Topic
- Math
Description
https://leetcode.com/problems/divide-two-integers/
Given two integers dividend and divisor, divide two integers without using multiplication, division, and mod operator.
Return the quotient after dividing dividend by divisor.
The integer division should truncate toward zero, which means losing its fractional part. For example, truncate(8.345) = 8 and truncate(-2.7335) = -2.
Note:
- Assume we are dealing with an environment that could only store integers within the 32-bit signed integer range: [−2³¹, 2³¹ − 1]. For this problem, assume that your function returns 2³¹ − 1 when the division result overflows.
Example 1:
Input: dividend = 10, divisor = 3
Output: 3
Explanation: 10/3 = truncate(3.33333..) = 3.
Example 2:
Input: dividend = 7, divisor = -3
Output: -2
Explanation: 7/-3 = truncate(-2.33333..) = -2.
Example 3:
Input: dividend = 0, divisor = 1
Output: 0
Example 4:
Input: dividend = 1, divisor = 1
Output: 1
Constraints:
- -2³¹ <= dividend, divisor <= 2³¹ - 1
- divisor != 0
Analysis
方法一:我寫的。
一開始,打算將被除數,除數絕對值後(先得出結果正負號),然後二分查找一個候選商,然後除數累加商值數,累加值與被除數相比,從而得出最佳候選商。但這方法在溢出情況處理很棘手,特別是被除數是Integer.MIN_VALUE情況(另外,Integer.MIN_VALUE == Math.abs(Integer.MIN_VALUE)爲true,負數的絕對值還是負數,這情況是不允許的)。因此,放棄這種方法。
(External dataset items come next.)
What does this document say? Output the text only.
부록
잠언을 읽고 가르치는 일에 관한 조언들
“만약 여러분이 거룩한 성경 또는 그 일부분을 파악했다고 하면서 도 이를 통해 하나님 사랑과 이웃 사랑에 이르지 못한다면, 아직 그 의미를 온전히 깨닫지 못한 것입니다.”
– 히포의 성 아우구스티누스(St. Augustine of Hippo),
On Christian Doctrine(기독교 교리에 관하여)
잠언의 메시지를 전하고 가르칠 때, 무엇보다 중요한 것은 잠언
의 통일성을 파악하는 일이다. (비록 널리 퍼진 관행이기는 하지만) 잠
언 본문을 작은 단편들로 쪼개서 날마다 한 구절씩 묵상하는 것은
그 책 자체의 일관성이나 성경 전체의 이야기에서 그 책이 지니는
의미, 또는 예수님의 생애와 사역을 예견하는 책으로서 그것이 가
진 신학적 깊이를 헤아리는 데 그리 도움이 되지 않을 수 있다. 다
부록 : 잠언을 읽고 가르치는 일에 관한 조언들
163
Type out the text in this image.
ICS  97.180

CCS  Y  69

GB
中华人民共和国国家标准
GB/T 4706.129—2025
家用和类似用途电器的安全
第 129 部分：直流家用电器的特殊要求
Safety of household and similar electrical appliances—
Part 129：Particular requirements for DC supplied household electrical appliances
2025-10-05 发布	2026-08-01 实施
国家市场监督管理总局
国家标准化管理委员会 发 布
換種另一個角度,先得出結果正負號,讓被除數,除數都是變成負數,然後讓除數左移若干位,逼近被除數,逼近得差不多,得出半成商。接着就換成用加法逼近,得出最佳近似商。最後,根據一開始保留結果正負號,得出最佳近似商正負號,並將近似商返回。
方法二 & 方法三:別人寫的,簡潔,優雅。
Submission
public class DivideTwoIntegers {
//方法一:我寫的
public int divide(int dividend, int divisor) {
if (divisor == 0)
throw new ArithmeticException();
if (dividend == Integer.MIN_VALUE && divisor == -1)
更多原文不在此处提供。